# ITA Payment Method.



## irfanaly (Aug 5, 2011)

Does anyone pay the ITA Fees other than credit card in London Branch? If yes, what information you provided in the bank draft. 

NZ Immigration replied me regarding Bank Draft:
If you wish to pay by Bank Draft, the payee needs to be 'Immigration New Zealand' and the cheque must bear the name and address of a bank branch in the UK from where we can draw the neccessary funds.

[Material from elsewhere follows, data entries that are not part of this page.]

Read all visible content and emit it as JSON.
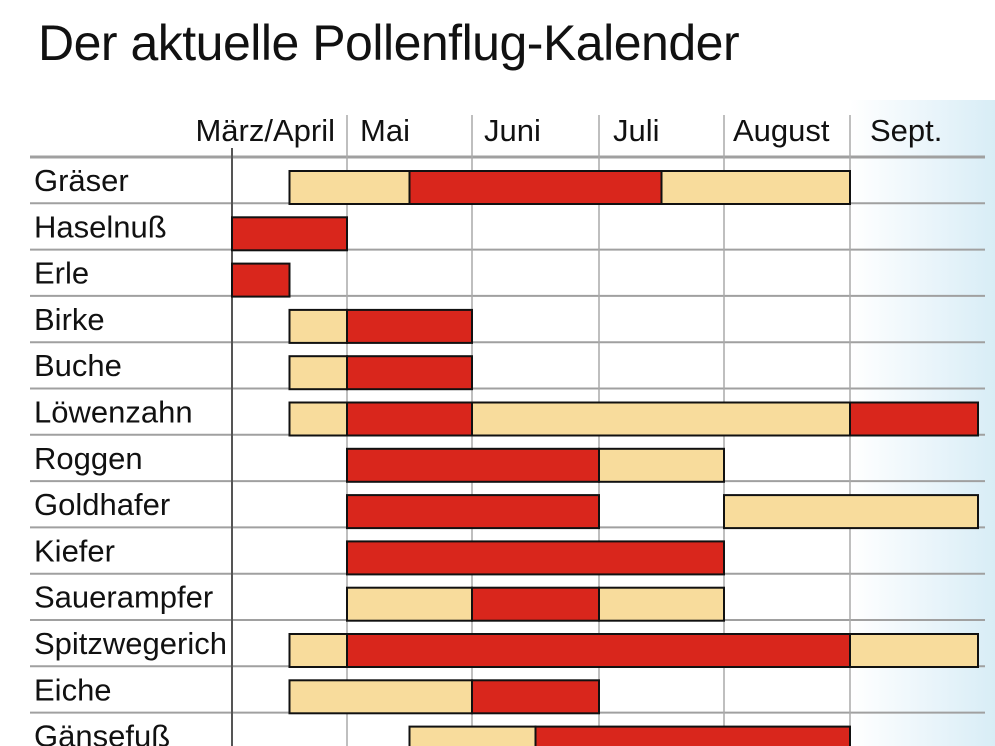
{
  "chart_data": {
    "type": "gantt",
    "title": "Der aktuelle Pollenflug-Kalender",
    "months": [
      "März/April",
      "Mai",
      "Juni",
      "Juli",
      "August",
      "Sept."
    ],
    "intensity_colors": {
      "light": "#f8dc9c",
      "strong": "#d9261c"
    },
    "grid": true,
    "rows": [
      {
        "name": "Gräser",
        "segments": [
          [
            0.5,
            1.5,
            "light"
          ],
          [
            1.5,
            3.5,
            "strong"
          ],
          [
            3.5,
            5,
            "light"
          ]
        ]
      },
      {
        "name": "Haselnuß",
        "segments": [
          [
            0,
            1,
            "strong"
          ]
        ]
      },
      {
        "name": "Erle",
        "segments": [
          [
            0,
            0.5,
            "strong"
          ]
        ]
      },
      {
        "name": "Birke",
        "segments": [
          [
            0.5,
            1,
            "light"
          ],
          [
            1,
            2,
            "strong"
          ]
        ]
      },
      {
        "name": "Buche",
        "segments": [
          [
            0.5,
            1,
            "light"
          ],
          [
            1,
            2,
            "strong"
          ]
        ]
      },
      {
        "name": "Löwenzahn",
        "segments": [
          [
            0.5,
            1,
            "light"
          ],
          [
            1,
            2,
            "strong"
          ],
          [
            2,
            5,
            "light"
          ],
          [
            5,
            6,
            "strong"
          ]
        ]
      },
      {
        "name": "Roggen",
        "segments": [
          [
            1,
            3,
            "strong"
          ],
          [
            3,
            4,
            "light"
          ]
        ]
      },
      {
        "name": "Goldhafer",
        "segments": [
          [
            1,
            3,
            "strong"
          ],
          [
            4,
            6,
            "light"
          ]
        ]
      },
      {
        "name": "Kiefer",
        "segments": [
          [
            1,
            4,
            "strong"
          ]
        ]
      },
      {
        "name": "Sauerampfer",
        "segments": [
          [
            1,
            2,
            "light"
          ],
          [
            2,
            3,
            "strong"
          ],
          [
            3,
            4,
            "light"
          ]
        ]
      },
      {
        "name": "Spitzwegerich",
        "segments": [
          [
            0.5,
            1,
            "light"
          ],
          [
            1,
            5,
            "strong"
          ],
          [
            5,
            6,
            "light"
          ]
        ]
      },
      {
        "name": "Eiche",
        "segments": [
          [
            0.5,
            2,
            "light"
          ],
          [
            2,
            3,
            "strong"
          ]
        ]
      },
      {
        "name": "Gänsefuß",
        "segments": [
          [
            1.5,
            2.5,
            "light"
          ],
          [
            2.5,
            5,
            "strong"
          ]
        ]
      }
    ]
  }
}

I don't understand which Bank Name and Address should I mention in my Bank Draft as my Bank doesn't have any branch in UK.

Regards,
Irfan.


----------



## topcat83 (Apr 16, 2009)

irfanaly said:


> Does anyone pay the ITA Fees other than credit card in London Branch? If yes, what information you provided in the bank draft.
> 
> NZ Immigration replied me regarding Bank Draft:
> If you wish to pay by Bank Draft, the payee needs to be 'Immigration New Zealand' and the cheque must bear the name and address of a bank branch in the UK from where we can draw the neccessary funds.
> ...


Is that because it's a non-UK bank that doesn't have a UK sort code and account number or hold your funds in GBP? 
Or a bank like First Direct that does everything on-line? 
If it's the former then it might be a problem. If it's the latter, then they will have a 'branch' - albeit probably at their 'head office'. The sort code (the 6 digit number) is the equivalent of the 'branch' reference.


----------